Difference between revisions of "Sine-cubed function"

This article is about a particular function from a subset of the real numbers to the real numbers. Information about the function, including its domain, range, and key data relating to graphing, differentiation, and integration, is presented in the article.
View a complete list of particular functions on this wiki
For functions involving angles (trigonometric functions, inverse trigonometric functions, etc.) we follow the convention that all angles are measured in radians. Thus, for instance, the angle of $90\,^\circ$ is measured as $\pi/2$.

Definition

This function, denoted $\sin^3$, is defined as the composite of the cube function and the sine function. Explicitly, it is the map: $\! x \mapsto (\sin x)^3$

For brevity, we write $(\sin x)^3$ or $\sin^3x$.

Key data

Item Value
Default domain all real numbers, i.e., all of $\R$
range the closed interval $[-1,1]$, i.e., $\{ y \mid -1 \le y \le 1 \}$
absolute maximum value: 1, absolute minimum value: -1
period $2\pi$, i.e., $360\,^\circ$
local maximum values and points of attainment All local maximum values are equal to 1, and they are attained at all points of the form $2n\pi + \pi/2$ where $n$ varies over integers.
local minimum values and points of attainment All local minimum values are equal to -1, and they are attained at all points of the form $2n\pi - \pi/2$ where $n$ varies over integers.
points of inflection (both coordinates) All points of the form $(n\pi,0)$, as well as points of the form $(n\pi + \alpha, (-1)^n2\sqrt{2}/3\sqrt{3})$ and $(n\pi + \pi - \alpha, (-1)^n2\sqrt{2}/3\sqrt{3})$ where $\alpha = \arcsin(\sqrt{2/3})$ where $n$ varies over integers.
derivative $x \mapsto 3\sin^2x \cos x$
second derivative $x \mapsto 6 \sin x \cos^2x - 3\sin^3x = 6 \sin x - 9 \sin^3x$
antiderivative $\frac{\cos^3x}{3} - \cos x + C$
important symmetries odd function
half turn symmetry about all points of the form $(n\pi,0)$
mirror symmetry about all lines $x = n\pi + \pi/2$.

Identities

We have the identity: $\! \sin^3 x = \frac{3\sin x - \sin(3x)}{4}$

Differentiation

First derivative

To differentiate once, we use the chain rule for differentiation. Explicitly, we consider the function as the composite of the cube function and the sine function, so the cube function is the outer function and the sine function is the inner function.

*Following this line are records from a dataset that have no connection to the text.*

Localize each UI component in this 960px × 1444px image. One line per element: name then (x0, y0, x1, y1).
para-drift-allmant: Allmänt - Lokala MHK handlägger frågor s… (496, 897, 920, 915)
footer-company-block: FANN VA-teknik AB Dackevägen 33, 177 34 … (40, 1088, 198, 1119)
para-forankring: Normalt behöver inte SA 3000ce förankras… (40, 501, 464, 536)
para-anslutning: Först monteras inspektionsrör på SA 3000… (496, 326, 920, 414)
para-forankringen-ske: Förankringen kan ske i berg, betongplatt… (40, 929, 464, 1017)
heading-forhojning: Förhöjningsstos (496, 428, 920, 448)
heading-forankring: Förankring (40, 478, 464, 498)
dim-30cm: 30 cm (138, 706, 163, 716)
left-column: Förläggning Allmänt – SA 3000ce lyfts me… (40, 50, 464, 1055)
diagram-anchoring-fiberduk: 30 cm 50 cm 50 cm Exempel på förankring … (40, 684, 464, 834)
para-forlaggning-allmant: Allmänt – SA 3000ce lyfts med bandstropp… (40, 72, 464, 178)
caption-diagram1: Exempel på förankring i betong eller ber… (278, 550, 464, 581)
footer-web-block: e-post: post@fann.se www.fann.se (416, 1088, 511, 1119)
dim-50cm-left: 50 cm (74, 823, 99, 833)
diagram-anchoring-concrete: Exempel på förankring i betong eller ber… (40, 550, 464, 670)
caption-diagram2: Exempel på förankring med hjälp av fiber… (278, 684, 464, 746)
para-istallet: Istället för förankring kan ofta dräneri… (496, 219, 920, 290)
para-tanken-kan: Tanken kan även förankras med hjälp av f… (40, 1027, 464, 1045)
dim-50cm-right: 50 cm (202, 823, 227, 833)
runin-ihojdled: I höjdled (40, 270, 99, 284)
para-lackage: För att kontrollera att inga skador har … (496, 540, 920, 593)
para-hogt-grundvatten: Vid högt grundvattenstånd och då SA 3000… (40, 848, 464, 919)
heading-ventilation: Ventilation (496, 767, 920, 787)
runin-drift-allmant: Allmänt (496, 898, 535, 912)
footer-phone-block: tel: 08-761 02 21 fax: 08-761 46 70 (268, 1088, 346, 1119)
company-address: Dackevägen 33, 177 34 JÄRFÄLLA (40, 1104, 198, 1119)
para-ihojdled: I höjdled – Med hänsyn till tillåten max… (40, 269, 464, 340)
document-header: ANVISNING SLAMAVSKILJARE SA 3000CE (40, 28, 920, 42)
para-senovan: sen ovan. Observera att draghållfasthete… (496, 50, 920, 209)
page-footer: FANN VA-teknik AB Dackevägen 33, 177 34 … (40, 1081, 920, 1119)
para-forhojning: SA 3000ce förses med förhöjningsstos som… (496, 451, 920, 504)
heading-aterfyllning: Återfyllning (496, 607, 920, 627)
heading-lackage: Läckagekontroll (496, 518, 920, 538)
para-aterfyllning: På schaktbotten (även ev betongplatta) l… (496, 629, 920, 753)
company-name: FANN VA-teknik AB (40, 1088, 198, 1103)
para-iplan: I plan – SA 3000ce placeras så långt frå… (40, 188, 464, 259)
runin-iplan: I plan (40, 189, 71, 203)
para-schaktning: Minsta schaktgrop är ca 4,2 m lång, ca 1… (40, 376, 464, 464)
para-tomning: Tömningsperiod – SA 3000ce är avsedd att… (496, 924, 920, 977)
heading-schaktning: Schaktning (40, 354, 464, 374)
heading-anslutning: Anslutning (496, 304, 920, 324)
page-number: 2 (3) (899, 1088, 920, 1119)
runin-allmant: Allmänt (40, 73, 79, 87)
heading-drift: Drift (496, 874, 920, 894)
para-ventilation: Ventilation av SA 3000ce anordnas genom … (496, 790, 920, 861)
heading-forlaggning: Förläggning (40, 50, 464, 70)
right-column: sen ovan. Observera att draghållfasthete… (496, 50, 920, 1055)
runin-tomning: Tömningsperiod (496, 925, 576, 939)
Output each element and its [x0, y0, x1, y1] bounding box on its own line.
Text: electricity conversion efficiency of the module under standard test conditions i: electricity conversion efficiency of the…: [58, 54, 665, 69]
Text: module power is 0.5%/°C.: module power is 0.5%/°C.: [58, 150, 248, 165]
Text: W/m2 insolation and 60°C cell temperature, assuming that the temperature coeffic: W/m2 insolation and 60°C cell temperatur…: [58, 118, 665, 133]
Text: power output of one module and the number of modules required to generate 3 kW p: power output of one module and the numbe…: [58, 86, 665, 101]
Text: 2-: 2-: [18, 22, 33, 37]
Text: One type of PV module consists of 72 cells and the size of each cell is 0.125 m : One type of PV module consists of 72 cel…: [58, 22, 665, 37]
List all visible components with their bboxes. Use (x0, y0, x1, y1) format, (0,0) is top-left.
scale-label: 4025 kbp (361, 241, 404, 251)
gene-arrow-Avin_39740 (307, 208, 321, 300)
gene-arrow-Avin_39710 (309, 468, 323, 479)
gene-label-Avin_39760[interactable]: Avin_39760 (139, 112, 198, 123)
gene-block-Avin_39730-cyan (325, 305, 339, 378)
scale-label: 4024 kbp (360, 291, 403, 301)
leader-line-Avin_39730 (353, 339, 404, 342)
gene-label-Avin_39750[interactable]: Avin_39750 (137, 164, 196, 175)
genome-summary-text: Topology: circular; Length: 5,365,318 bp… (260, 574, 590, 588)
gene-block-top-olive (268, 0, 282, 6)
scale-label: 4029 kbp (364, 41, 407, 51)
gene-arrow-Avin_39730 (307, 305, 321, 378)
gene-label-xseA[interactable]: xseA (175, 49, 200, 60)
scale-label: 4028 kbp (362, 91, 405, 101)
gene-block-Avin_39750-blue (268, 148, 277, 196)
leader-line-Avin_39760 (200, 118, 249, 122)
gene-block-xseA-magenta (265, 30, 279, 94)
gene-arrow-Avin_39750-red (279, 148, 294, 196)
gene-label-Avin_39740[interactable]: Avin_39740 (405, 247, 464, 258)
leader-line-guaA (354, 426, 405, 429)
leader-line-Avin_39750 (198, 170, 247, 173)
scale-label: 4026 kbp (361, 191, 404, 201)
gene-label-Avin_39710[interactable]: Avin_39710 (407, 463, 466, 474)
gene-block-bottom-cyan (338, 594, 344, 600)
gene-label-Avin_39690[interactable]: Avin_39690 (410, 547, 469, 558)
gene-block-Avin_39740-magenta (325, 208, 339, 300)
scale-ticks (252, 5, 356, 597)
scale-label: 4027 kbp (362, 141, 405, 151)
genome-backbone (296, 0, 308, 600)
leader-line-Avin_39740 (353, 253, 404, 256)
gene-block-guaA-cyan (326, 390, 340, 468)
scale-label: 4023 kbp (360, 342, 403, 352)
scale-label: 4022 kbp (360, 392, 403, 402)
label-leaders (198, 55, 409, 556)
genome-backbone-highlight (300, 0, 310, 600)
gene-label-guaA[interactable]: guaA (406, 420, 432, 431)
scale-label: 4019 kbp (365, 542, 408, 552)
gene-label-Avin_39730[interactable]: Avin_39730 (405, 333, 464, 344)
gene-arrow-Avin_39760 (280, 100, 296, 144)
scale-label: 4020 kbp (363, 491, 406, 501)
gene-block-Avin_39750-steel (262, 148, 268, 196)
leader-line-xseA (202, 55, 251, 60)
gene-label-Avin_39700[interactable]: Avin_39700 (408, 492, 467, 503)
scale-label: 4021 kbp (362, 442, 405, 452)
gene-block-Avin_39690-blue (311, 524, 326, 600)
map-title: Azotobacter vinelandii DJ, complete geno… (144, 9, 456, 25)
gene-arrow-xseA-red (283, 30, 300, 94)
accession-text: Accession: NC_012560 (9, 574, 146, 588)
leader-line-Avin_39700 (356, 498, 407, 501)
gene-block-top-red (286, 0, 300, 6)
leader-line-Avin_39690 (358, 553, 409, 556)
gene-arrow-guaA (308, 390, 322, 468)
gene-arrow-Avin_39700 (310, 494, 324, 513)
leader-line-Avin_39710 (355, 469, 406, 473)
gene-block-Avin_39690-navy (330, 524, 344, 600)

We get: $\frac{d}{dx}[(\sin x)^3] = 3(\sin x)^2 \cos x = 3\sin^2x \cos x$

Integration

First antiderivative: standard method

We rewrite $\sin^3x = \sin^2x \sin x = (1 - \cos^2x)\sin x = (\cos^2x - 1)(-\sin x)$ and then do integration by u-substitution where $u = \cos x$. Explicitly: $\int \sin^3 x \, dx = \int \sin^2x \sin x \, dx = \int (1 - \cos^2x) \sin x \, dx = \int (\cos^2x - 1) (-\sin x) \, dx$

Now put $u = \cos x$. We have $du/dx = - \sin x$, so we can replace $(-\sin x) \, dx$ by $du$, and we get: $\int (u^2 - 1) \, du$

By polynomial integration, we get: $\frac{u^3}{3} - u + C$

Plugging back $u = \cos x$, we get: $\! \frac{\cos^3x}{3} - \cos x + C$.

Here, $C$ is an arbitrary real constant.

First antiderivative: using triple angle formula

An alternate method for integrating the function $\sin^3 x$ is to use the identity: $\! \sin^3x = \frac{3\sin x - \sin(3x)}{4}$

We thus get: $\! \int \sin^3x \, dx = \int \frac{3\sin x - \sin(3x)}{4} \, dx = \frac{-3}{4} \cos x + \frac{1}{12} \cos(3x) + C$

This answer looks superficially different from the other answer. However, using the identity $\cos(3x) = 4\cos^3x - 3\cos x$, we can verify that the antiderivatives are exactly the same.

Repeated antidifferentiation

The antiderivative of $\sin^3$ involves cos^3 and cos, both of which can be antidifferentiated, and this now involves sin^3 and sin. We can thus antidifferentiate (i.e., integrate) the function any number of times, with the antiderivative expression alternating between a cubic function of sine and a cubic function of cosine.